Increased railway lines mean cattle could be taken further into new markets
The cattle trade was increased post-war due to a greater development of railway tracks across the United States. This meant that cattle could be shipped farther and faster. This development allowed for an increase in exports of cattle to meet the demand of the northern cities.
In addition, meat dealer Gustavus Swift determined that meatpacking would be more profitable than meat selling if fresh meat could be shipped from Chicago eastward, so in 1877 the refrigerated railway car was invented. This meant that livestock arriving from Texas to Chicago could now be slaughtered before traveling east.

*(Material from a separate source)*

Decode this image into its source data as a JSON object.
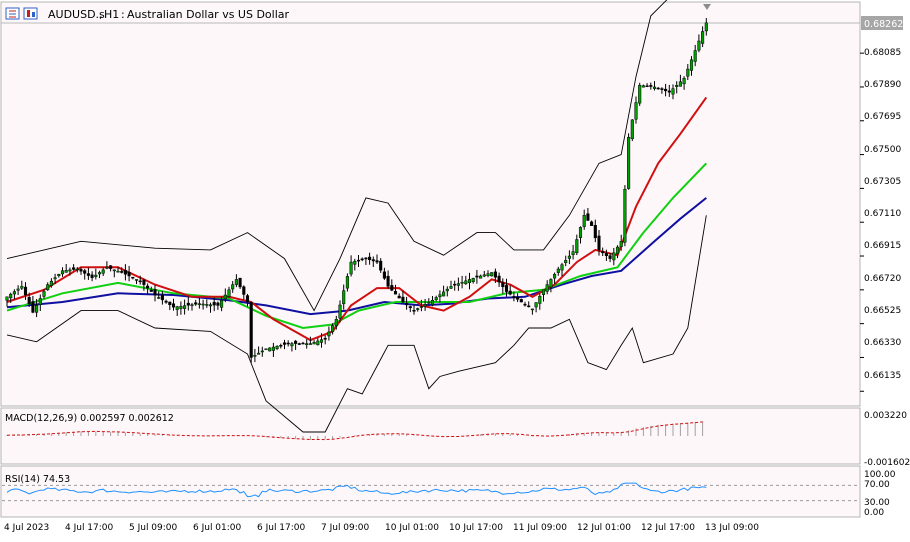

Swift, along with P. D. Armour and Nelson Morris, purchased large buildings in Chicago to become meat processing plants. Here, numerous butchers could disassemble livestock quickly and in large numbers. The new system of industrial meatpacking meant that a cow would enter the plant, be slaughtered, processed and packaged before being shipped in a refrigerated car east.

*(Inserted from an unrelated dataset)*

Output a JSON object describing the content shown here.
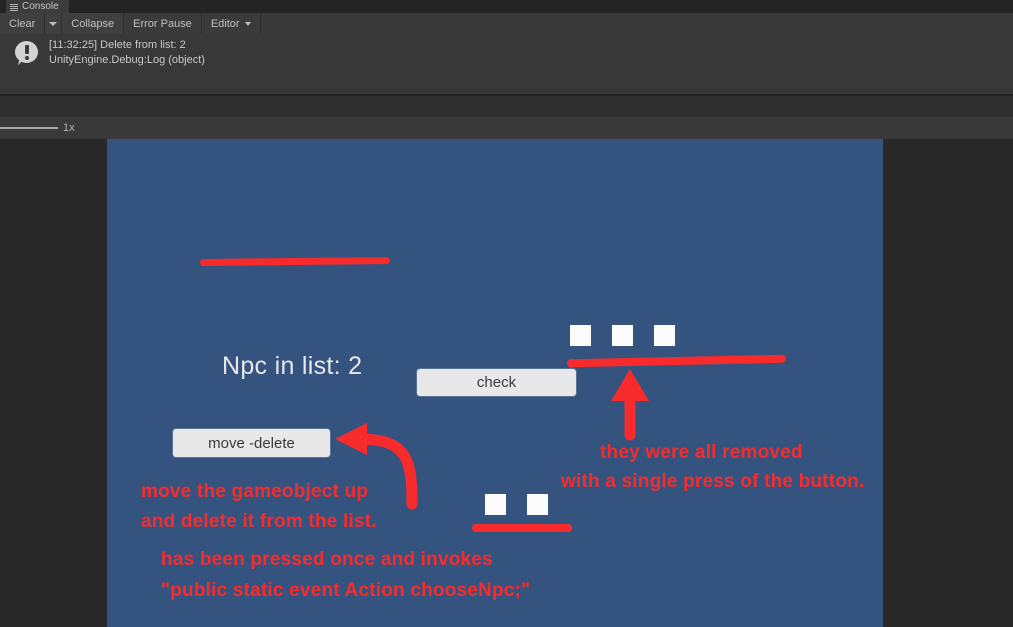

The US government bought beef to distribute to reservations
Another way that ranchers profited off the surplus of cattle was to sell them directly to the US government. Charles Goodnight returned from the war to almost 5,000 cattle on his land. He knew that both the army and Native Americans on reservations needed food, so was able to sell his stock to the US government for four times as much as it was going for in Texas.

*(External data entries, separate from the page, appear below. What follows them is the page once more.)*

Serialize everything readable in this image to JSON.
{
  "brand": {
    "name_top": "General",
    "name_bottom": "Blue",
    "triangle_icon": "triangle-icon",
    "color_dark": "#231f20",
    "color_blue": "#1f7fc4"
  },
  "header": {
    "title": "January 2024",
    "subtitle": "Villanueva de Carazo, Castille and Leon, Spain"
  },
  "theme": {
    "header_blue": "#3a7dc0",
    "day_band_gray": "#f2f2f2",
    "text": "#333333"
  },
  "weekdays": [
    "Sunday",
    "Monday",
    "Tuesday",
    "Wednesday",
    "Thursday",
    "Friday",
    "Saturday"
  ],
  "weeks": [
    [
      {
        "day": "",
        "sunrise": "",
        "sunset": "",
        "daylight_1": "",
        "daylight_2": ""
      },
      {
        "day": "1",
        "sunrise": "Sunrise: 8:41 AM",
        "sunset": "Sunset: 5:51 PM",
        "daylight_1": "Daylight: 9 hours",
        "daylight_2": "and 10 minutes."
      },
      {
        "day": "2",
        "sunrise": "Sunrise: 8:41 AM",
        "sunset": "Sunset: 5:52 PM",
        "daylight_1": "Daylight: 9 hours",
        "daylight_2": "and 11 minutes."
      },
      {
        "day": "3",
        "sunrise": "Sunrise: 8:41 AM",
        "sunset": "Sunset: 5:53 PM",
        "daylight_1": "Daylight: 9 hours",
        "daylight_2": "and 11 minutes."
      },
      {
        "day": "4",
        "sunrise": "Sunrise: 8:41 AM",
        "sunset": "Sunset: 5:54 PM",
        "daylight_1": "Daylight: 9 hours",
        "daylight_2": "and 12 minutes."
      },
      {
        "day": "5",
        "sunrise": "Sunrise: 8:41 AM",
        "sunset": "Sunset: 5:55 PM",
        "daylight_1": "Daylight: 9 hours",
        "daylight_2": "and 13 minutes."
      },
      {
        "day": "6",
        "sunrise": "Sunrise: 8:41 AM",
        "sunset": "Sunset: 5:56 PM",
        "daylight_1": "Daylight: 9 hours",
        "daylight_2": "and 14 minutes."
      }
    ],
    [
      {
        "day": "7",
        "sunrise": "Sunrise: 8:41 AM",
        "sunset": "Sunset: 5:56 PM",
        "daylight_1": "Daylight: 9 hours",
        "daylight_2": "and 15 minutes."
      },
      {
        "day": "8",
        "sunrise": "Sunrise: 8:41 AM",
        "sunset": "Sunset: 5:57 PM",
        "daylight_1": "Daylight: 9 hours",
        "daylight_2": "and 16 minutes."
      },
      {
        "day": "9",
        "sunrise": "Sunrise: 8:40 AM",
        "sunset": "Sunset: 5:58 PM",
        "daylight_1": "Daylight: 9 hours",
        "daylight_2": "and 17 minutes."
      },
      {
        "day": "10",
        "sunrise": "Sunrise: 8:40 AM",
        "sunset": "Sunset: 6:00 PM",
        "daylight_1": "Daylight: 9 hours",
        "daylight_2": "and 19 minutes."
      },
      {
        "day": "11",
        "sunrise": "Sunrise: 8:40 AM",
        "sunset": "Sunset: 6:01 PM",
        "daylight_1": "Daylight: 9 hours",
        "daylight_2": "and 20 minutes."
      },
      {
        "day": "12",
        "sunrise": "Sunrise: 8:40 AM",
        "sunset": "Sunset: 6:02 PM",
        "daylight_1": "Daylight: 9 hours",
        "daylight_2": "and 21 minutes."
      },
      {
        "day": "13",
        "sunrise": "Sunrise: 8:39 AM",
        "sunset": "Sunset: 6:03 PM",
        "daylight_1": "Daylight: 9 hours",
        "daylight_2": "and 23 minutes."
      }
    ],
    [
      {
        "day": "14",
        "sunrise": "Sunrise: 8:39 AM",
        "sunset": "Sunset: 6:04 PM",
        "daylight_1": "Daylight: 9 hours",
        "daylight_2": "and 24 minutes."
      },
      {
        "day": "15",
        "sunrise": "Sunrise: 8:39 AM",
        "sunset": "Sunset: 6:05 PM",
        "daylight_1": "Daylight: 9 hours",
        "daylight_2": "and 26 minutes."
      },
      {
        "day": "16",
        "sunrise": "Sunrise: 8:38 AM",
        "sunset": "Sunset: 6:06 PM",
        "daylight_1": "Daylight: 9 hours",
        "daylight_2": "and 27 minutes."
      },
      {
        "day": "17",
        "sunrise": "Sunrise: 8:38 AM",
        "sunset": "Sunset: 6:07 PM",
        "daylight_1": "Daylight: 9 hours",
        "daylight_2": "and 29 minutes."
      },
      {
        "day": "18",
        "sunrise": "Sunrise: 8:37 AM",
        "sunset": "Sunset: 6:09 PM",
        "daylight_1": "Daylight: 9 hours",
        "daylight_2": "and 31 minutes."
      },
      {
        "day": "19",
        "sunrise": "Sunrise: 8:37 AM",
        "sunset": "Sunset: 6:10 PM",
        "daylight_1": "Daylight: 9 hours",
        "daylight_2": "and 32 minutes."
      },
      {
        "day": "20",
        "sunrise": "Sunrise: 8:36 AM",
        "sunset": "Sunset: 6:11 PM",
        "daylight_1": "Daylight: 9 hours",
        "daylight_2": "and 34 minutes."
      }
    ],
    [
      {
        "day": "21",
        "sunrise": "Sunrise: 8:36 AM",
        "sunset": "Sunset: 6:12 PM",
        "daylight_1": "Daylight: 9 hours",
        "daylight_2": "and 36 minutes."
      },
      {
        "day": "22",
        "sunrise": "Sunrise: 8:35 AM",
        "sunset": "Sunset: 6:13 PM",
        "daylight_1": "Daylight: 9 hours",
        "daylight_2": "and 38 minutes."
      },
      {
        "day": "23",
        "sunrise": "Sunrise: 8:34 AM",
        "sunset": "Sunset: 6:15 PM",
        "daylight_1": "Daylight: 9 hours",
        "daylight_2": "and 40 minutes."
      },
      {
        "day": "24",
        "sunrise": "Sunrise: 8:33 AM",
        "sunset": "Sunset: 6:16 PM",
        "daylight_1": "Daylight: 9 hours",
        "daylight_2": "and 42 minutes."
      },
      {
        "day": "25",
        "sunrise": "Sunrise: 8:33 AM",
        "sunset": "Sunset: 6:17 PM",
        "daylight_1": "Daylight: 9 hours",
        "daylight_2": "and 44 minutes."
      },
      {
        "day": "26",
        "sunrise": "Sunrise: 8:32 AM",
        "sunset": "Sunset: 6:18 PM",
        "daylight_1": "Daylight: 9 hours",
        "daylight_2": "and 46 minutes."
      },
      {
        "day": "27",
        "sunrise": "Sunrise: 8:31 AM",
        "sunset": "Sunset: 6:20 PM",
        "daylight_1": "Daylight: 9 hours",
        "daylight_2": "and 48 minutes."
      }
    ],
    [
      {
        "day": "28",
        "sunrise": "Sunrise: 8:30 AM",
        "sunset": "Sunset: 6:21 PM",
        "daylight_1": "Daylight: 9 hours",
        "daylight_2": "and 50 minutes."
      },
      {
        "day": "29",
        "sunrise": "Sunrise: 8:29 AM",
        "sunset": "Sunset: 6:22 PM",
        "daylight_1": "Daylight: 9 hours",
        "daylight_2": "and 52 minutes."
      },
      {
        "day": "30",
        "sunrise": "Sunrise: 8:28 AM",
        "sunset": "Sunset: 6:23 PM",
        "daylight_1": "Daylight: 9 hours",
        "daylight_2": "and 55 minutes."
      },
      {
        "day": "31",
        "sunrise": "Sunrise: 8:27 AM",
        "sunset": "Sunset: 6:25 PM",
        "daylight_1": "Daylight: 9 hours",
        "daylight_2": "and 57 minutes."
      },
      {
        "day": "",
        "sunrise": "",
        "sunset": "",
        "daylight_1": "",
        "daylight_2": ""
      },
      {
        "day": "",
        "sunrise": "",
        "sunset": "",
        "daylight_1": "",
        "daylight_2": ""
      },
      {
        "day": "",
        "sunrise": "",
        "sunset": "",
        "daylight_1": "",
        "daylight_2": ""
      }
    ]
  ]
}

Along with his partner Oliver Loving, he was able to sell 50-60,000 cattle a year to the government to distribute as rations to soldiers and to people on reservations.
The decline of the cattle industry was caused by many factors
In the early 1880s, there were several factors that contributed to the decline of the cattle industry. For starters, the market was saturated. There was not enough grass for all the cattle being bred, and there were too many ranchers moving to the Great Plains to take advantage of the booming industry.
Furthermore, there was a drought in 1883 that ruined what little grass was available, and in a particularly brutal winter of 1886-1887, thousands of cattle and many cowboys died in the freezing weather. This last incident devastated farmers and essentially marked the end of the post-war cattle boom.